天は富貴を人に与えず、これをその人の働きに与うるものなり

書評

福沢諭吉著、岬龍一郎訳「学問のすすめ」より。本書は、冒頭の「天は人の上に人を造らず、人の下に人を造らず」というフレーズが有名なため、平等主義を説いた本だと思っている人が多いが、全く違う。

本書は、「確かに人は生まれたときはみな平等だが、その後どうなるかは学問ができるかによって決まりますよ、だから皆さん学問に励んで、しっかり成果を出して、豊かになりましょうね」ということを分かりやすく説いたものだ。だから本書のタイトルは、「学問のすすめ」となっている。

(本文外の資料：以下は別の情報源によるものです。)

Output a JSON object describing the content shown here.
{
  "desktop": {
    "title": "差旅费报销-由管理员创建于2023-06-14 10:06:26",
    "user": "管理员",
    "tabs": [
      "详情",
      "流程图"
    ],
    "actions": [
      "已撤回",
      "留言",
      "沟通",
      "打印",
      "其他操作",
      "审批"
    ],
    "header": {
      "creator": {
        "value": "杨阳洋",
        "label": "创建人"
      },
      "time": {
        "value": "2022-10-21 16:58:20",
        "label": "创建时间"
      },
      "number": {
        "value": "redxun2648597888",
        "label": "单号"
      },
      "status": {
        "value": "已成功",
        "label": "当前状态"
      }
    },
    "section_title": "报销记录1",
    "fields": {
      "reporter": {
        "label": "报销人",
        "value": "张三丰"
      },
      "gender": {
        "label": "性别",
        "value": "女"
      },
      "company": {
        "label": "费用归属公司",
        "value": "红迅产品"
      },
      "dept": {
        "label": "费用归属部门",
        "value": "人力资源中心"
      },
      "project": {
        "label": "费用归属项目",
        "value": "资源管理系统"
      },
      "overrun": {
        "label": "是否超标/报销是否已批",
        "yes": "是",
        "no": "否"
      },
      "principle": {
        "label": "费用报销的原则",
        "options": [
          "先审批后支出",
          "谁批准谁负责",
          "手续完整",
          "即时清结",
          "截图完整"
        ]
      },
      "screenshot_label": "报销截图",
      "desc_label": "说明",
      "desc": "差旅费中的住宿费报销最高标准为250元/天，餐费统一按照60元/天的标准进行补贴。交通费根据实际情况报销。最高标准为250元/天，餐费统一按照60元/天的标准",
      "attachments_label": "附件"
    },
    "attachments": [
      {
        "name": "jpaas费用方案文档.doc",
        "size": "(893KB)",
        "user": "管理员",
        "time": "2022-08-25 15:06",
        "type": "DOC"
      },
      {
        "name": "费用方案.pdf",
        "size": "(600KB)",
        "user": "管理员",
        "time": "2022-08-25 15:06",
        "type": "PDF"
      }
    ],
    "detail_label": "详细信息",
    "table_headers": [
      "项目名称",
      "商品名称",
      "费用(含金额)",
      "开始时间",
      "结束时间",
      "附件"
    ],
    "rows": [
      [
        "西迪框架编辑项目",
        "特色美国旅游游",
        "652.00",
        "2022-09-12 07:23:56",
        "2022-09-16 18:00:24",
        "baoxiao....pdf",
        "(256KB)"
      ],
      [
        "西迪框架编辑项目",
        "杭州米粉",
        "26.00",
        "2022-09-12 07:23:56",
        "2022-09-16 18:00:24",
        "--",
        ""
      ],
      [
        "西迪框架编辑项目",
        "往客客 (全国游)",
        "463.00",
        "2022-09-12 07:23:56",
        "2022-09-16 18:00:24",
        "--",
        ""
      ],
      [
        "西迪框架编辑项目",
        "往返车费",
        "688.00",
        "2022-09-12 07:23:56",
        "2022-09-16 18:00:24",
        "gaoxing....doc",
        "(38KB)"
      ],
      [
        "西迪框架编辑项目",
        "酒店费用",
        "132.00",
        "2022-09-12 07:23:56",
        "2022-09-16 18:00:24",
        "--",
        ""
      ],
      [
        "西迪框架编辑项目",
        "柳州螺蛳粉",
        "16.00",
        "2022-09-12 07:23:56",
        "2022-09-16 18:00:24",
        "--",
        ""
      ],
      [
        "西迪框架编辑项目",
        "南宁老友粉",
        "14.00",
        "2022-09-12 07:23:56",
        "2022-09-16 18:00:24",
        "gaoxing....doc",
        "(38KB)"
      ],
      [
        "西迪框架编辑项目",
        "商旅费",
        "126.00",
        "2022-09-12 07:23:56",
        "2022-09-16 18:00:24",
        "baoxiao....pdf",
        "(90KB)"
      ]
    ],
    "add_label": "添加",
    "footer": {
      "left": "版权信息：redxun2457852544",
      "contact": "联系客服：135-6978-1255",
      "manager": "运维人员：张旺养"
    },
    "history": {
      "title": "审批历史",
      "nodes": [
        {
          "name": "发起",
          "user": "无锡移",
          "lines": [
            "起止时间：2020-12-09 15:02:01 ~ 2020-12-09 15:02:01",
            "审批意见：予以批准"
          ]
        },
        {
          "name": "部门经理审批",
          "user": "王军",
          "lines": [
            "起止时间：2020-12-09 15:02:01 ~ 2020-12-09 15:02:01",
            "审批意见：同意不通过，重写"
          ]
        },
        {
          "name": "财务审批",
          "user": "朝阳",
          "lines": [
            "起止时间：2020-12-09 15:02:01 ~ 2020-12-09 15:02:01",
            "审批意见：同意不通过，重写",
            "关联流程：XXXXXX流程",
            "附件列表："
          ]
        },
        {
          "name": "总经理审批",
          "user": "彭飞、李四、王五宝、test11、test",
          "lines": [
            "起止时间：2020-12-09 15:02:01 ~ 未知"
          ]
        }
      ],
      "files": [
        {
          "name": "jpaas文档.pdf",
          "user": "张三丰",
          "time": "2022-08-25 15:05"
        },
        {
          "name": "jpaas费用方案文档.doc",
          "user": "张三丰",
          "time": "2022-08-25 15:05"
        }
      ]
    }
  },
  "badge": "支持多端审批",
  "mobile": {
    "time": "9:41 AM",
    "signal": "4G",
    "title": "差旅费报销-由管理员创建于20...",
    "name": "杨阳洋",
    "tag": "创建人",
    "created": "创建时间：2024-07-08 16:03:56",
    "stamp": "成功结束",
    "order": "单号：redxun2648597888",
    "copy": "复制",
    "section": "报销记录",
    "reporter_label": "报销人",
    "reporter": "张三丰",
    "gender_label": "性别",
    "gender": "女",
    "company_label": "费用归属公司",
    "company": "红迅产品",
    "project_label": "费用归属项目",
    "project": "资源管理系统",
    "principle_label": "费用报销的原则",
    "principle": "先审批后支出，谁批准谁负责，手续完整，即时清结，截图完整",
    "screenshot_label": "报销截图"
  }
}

じゃあどんな学問に取り組むべきか。それは、「読み・書き・そろばん」だという。つまり、ビジネスに役立つ学問を勉強しましょうと言う。とても実践的だ。

大学を卒業し社会人になってから、この三つの学問は本当に大切だと実感する。読む力、すなわち読解力は、マニュアルや論文などを読んで、業務に必要なスキルを身に着けるのに役立つ。書く力は、上司に分かりやすい報告書を書いたり、メールで他人に仕事の内容を分かりやすく伝えるのに役立つ。そろばん、すなわち数字を読み解く力は、会社の事業成績を分析したり、自分の資産を運用するのに役立つ。

学校も、そういう将来の活用を意識した教え方をすれば、学生の学習意欲はもっと高まるんじゃないかと思う。将来なんの役に立つのかよくわからないから、「なんで勉強しなくちゃいけないの」という気持ちになる。

自分の子供にだけでも、学問の目的をしっかりと伝えたい。